« La vie est un emprunt perpétuel », s’exclame Mercadet dans Le faiseur. Ce spéculateur rusé, mais ruiné, ne vit que pour une seule et unique chose : faire de l’argent. Toujours plus d’argent ! Pour cela, le financier va entraîner son entourage dans son délire de richesse sans fin.

Tel un croisement entre Elon Musk et Vincent Lacroix, avec du charisme en prime, monsieur Mercadet est un manipulateur né, à la personnalité narcissique. Un homme qui se sert de sa fortune pour cacher son immense vide intérieur. Balzac a écrit Mercadet ou Le faiseur en 1840. Près de deux siècles plus tard, la pièce reste terriblement actuelle. Elle fait l’objet d’une adaptation contemporaine signée Gabrielle Chapdelaine, dans une mise en scène audacieuse d’Alice Ronfard, au Théâtre Denise-Pelletier.

Au début de la représentation, on reste surpris en découvrant cette production. Et il nous a fallu quelques minutes pour nous adapter à la proposition de Ronfard, à son ton vaudevillesque, voire caricatural. Les interprètes jouent dans une scénographie épurée et moderne, réalisée par le talentueux concepteur Gabriel Tsampalieros. Un décor fort beau, mais dépourvu d’accessoires. Les acteurs disent leurs répliques en les chorégraphiant, en appuyant leur jeu d’une gestuelle bédéesque. Un bruitage sonore vient suggérer la manipulation des objets. La mise en scène sollicite constamment l’attention du public.

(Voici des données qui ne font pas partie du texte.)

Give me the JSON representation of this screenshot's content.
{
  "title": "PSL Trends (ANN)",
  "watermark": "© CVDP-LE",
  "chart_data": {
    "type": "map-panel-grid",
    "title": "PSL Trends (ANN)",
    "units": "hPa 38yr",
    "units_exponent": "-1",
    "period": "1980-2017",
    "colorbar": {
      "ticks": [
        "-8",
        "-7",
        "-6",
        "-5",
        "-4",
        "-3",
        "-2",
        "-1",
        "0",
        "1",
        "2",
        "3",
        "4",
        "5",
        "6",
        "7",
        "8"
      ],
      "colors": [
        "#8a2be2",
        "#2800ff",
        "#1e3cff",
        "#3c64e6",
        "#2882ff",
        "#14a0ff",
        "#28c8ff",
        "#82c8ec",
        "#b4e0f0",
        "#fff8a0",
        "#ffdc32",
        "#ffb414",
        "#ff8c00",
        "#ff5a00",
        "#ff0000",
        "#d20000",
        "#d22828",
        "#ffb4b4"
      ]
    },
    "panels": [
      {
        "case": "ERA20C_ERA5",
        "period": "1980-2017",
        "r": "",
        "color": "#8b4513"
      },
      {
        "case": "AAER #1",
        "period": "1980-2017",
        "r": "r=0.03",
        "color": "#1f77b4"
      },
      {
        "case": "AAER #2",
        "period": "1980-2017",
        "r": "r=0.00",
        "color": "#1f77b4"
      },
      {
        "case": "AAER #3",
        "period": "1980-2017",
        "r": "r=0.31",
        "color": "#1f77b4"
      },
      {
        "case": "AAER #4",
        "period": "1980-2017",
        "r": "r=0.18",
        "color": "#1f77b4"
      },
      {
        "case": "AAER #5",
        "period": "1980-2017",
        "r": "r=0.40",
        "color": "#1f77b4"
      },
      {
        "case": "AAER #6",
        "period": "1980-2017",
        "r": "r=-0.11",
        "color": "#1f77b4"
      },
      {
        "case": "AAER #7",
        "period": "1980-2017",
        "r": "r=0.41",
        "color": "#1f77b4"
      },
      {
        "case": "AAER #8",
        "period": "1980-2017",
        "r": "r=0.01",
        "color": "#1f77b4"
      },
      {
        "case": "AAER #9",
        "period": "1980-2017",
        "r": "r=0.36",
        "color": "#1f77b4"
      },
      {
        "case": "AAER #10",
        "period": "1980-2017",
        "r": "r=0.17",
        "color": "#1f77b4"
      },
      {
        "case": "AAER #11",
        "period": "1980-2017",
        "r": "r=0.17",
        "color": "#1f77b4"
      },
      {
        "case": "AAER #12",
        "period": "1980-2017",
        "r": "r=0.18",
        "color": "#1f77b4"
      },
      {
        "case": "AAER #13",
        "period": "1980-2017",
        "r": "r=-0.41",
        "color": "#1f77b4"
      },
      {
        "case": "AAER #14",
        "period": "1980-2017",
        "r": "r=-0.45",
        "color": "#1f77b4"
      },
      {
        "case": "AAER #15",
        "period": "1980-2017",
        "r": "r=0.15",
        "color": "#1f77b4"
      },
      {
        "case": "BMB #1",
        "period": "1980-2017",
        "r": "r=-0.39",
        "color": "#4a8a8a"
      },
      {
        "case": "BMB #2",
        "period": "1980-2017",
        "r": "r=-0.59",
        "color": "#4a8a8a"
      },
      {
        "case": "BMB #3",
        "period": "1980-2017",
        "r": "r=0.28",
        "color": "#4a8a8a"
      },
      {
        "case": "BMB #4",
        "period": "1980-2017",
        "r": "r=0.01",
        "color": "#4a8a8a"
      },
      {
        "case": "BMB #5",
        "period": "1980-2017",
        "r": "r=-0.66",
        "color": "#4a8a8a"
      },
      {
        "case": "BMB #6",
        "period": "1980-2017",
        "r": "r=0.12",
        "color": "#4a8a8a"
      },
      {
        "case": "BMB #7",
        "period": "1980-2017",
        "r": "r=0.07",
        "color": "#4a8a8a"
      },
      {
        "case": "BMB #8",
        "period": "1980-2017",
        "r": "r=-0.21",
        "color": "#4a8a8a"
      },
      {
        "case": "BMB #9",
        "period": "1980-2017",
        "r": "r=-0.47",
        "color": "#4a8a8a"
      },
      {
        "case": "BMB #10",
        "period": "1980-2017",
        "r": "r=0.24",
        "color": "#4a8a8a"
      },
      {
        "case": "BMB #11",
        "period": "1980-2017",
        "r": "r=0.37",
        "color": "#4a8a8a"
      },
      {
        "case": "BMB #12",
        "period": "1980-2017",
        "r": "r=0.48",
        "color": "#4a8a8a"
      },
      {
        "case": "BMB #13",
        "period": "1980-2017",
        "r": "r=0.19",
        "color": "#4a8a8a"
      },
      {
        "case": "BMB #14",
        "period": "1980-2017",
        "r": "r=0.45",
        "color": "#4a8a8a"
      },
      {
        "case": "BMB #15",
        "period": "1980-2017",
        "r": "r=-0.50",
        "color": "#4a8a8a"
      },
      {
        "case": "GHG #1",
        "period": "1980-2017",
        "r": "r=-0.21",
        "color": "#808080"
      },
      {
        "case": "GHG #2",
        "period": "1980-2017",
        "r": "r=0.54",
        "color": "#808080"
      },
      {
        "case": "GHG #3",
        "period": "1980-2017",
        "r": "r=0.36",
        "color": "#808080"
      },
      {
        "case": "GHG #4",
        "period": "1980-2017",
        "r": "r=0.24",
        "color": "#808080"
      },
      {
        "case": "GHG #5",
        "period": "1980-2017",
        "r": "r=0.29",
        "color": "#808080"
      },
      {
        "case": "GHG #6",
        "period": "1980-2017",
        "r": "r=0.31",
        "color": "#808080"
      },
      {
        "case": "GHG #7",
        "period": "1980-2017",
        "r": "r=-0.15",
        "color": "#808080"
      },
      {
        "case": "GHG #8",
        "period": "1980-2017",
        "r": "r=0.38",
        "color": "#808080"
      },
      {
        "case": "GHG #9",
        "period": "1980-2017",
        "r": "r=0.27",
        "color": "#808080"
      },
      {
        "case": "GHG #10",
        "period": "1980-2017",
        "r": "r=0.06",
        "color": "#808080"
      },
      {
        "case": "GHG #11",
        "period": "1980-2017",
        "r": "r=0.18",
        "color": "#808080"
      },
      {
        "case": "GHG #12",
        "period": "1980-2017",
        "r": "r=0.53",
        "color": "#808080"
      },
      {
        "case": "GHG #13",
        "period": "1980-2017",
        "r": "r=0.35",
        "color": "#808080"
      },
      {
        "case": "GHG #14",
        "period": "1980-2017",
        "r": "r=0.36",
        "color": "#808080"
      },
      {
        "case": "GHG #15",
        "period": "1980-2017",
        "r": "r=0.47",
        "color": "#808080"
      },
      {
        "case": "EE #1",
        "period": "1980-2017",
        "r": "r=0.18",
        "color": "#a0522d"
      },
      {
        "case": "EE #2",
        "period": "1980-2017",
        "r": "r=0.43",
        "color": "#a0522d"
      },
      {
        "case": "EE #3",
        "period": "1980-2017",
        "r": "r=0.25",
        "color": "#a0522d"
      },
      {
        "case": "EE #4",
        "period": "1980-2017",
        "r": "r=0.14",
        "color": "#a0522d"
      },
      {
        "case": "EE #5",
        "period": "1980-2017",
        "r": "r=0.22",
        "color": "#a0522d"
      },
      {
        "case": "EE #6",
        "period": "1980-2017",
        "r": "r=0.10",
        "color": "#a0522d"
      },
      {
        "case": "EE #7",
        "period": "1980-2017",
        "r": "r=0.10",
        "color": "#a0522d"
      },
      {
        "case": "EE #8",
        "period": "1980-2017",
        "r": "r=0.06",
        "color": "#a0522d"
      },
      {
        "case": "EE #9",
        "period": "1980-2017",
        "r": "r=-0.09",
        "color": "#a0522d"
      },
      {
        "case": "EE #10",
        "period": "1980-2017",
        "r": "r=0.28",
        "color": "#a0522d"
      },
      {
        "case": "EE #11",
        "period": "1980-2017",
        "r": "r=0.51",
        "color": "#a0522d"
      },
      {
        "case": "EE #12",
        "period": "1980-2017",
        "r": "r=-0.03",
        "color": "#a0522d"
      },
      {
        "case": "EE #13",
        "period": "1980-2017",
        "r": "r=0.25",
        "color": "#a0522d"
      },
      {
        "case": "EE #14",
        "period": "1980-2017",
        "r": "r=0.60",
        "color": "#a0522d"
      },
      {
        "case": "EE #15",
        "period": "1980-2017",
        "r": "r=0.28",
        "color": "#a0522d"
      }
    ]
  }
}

PHOTO DAVIS OSPINA, FOURNIE PAR LE THÉÂTRE DENISE-PELLETIER

La pièce Le faiseur est défendue par une distribution solide. De gauche à droite : Charlie Monty, Alexandra Gagné-Lavoie, Karine Gonthier-Hyndman, Christophe Payeur et Alex Bergeron.

Une distribution de haut vol !

Dans le rôle de Mercadet, Alex Bergeron est génial ! Avec son jeu à la fois physique et rempli de finesse, le comédien nous fait entrer dans la psyché de cet arnaqueur que ses créanciers n’arrivent pas à détester. Peu à peu, Bergeron transforme la légèreté morale de Mercadet. Il expose ses failles. Son désespoir. Sa peur du vide. Son immense mépris des pauvres nourri par le vertige de sa cupidité.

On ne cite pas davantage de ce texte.